For these mortgage holders, the failure to shop around for a better deal will add $570 or more each month to a standard $500,000 loan over 30 years.

Canstar’s finance expert Steve Mickenbecker said there were 57 variable rate loans available with rates under five per cent.

“And while refinancing to the lowest rate loan in the market may not always be possible, there’s still a wide range of loans offering big savings,” Mr Mickenbecker said.

Since May last year, the Reserve Bank has lifted the official cash rate by 3.5 percentage points from the record low level of 0.1 per cent, pushing up monthly repayments for mortgage holders.

New data on advertised salaries should reassure the RBA that wages are unlikely to grow out of control and keep excessive pressure on inflation, building the case for a pause sooner rather than later.

SEEK’s advertised salary index revealed plateauing growth in pay packets offered to new hires in February.

The index, which measures the change in the advertised salaries on the platform’s job postings over time, recorded a 0.3 per cent lift over the month, and 0.8 per cent growth over the quarter.

On an annual basis, advertised salaries on the jobs marketplace lifted 4.5 per cent.

SEEK senior economist Matt Cowgill said average advertised salary growth was flattening out.

“The fact that advertised salary growth is not accelerating will reassure policymakers that we are not in a wage-price spiral,” he added.

But with advertised salaries falling well behind inflation, Mr Cowgill said workers would be struggling to make ends meet.

Despite cost of living pressures, growth in online retail sales accelerated in February.

NAB’s monthly index returned 1.3 per cent growth in February, following a 0.6 per cent uptick in January.

NAB chief economist Alan Oster said the return to monthly growth in online sales did not align with broader sales data, which was starting to track sideways.

On an annual basis, he said there was a milder contraction in February, which is a trend he expects to continue as elevated online spending habits sparked by COVID stop skewing the year-on-year result.

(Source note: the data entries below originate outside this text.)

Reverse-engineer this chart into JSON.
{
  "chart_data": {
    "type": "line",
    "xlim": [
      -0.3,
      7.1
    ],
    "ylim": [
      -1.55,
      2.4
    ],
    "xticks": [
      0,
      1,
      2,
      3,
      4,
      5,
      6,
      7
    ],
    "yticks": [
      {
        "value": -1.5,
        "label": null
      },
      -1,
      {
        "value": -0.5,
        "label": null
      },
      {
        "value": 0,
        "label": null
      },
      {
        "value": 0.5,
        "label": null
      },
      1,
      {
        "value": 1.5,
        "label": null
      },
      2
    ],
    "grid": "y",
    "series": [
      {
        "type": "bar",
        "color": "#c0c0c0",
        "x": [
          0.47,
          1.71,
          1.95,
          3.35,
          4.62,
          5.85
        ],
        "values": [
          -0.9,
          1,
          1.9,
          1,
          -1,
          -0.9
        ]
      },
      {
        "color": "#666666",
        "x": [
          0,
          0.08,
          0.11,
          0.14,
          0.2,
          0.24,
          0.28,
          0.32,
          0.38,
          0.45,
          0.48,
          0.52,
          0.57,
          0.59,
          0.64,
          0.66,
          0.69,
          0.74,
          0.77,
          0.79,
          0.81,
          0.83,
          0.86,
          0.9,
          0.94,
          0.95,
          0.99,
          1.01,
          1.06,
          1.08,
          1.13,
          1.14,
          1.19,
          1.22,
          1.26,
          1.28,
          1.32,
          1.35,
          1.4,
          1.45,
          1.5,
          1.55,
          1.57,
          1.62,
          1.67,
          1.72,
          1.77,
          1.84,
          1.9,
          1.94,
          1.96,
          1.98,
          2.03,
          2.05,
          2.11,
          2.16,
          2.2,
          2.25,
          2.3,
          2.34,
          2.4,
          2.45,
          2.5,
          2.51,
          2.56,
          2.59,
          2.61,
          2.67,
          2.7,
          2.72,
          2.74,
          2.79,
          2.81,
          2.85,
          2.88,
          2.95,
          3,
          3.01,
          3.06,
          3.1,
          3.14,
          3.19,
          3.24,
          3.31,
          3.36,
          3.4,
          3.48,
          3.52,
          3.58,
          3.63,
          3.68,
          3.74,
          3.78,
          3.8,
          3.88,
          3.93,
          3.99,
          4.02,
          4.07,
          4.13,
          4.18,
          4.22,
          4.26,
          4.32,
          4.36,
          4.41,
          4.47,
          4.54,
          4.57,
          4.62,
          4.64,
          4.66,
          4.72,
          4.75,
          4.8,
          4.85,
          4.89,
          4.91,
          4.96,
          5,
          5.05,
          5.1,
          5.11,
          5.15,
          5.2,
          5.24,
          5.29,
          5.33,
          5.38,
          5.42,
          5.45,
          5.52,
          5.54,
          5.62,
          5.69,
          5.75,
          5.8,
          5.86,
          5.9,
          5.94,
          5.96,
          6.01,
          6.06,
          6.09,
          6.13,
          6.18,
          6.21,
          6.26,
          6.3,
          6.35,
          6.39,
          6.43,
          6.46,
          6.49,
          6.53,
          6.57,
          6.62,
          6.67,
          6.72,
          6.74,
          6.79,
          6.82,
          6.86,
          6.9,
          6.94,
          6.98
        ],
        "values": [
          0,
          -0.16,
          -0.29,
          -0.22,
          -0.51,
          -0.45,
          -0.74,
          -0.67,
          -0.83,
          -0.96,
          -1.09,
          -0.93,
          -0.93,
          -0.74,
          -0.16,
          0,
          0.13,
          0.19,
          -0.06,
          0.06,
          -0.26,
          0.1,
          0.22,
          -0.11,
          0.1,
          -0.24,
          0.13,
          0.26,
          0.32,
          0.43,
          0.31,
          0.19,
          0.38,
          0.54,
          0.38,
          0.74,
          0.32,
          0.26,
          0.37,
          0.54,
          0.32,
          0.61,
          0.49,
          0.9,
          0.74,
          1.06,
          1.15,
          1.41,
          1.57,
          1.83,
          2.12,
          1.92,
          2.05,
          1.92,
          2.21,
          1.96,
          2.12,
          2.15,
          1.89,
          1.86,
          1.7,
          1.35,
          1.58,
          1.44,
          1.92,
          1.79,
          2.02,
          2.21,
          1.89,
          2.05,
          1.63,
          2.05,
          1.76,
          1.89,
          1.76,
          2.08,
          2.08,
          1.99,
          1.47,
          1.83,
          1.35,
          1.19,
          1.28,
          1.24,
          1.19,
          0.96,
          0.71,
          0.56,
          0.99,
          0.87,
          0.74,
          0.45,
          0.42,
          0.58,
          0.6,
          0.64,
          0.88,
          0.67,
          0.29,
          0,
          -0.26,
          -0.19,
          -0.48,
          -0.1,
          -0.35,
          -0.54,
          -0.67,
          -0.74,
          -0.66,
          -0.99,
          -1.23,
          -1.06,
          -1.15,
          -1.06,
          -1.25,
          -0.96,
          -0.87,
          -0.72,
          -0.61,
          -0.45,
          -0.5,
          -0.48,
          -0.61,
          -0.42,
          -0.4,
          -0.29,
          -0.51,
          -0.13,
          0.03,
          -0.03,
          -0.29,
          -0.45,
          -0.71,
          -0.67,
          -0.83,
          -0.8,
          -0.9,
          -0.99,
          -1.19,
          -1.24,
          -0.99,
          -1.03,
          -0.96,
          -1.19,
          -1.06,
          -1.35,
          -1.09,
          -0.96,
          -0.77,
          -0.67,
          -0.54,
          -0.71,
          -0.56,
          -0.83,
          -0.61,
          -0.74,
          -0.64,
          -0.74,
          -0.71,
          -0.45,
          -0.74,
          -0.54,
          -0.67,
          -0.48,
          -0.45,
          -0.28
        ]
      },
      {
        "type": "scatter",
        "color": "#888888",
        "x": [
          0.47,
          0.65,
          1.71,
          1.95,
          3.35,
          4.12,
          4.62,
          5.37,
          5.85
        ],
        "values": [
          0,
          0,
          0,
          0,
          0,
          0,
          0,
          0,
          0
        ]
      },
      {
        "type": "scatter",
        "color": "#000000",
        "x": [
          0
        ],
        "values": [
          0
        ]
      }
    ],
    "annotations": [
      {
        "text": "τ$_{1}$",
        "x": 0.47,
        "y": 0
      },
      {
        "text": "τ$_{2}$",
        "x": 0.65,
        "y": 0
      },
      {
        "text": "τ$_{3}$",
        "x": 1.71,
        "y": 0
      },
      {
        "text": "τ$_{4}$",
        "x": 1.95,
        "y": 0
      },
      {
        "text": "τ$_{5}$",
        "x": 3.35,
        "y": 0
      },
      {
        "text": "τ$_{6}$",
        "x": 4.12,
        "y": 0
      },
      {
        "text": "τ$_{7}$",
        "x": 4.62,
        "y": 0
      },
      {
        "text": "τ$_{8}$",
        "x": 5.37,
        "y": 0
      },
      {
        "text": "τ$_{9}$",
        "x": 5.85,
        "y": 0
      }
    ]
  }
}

He said the largest category, homewares and appliances, continued to contract in year-on-year terms, and the share of categories such as takeaway food, games and toys, and media, grew as a share of the index.

“However, recent results in year-on-year change for takeaway food, and media, appear to be slowing from elevated levels,” Mr Oster said.

“Given the latest result for these categories, and pressure placed on discretionary categories, we will continue to monitor to see if these trends continue.”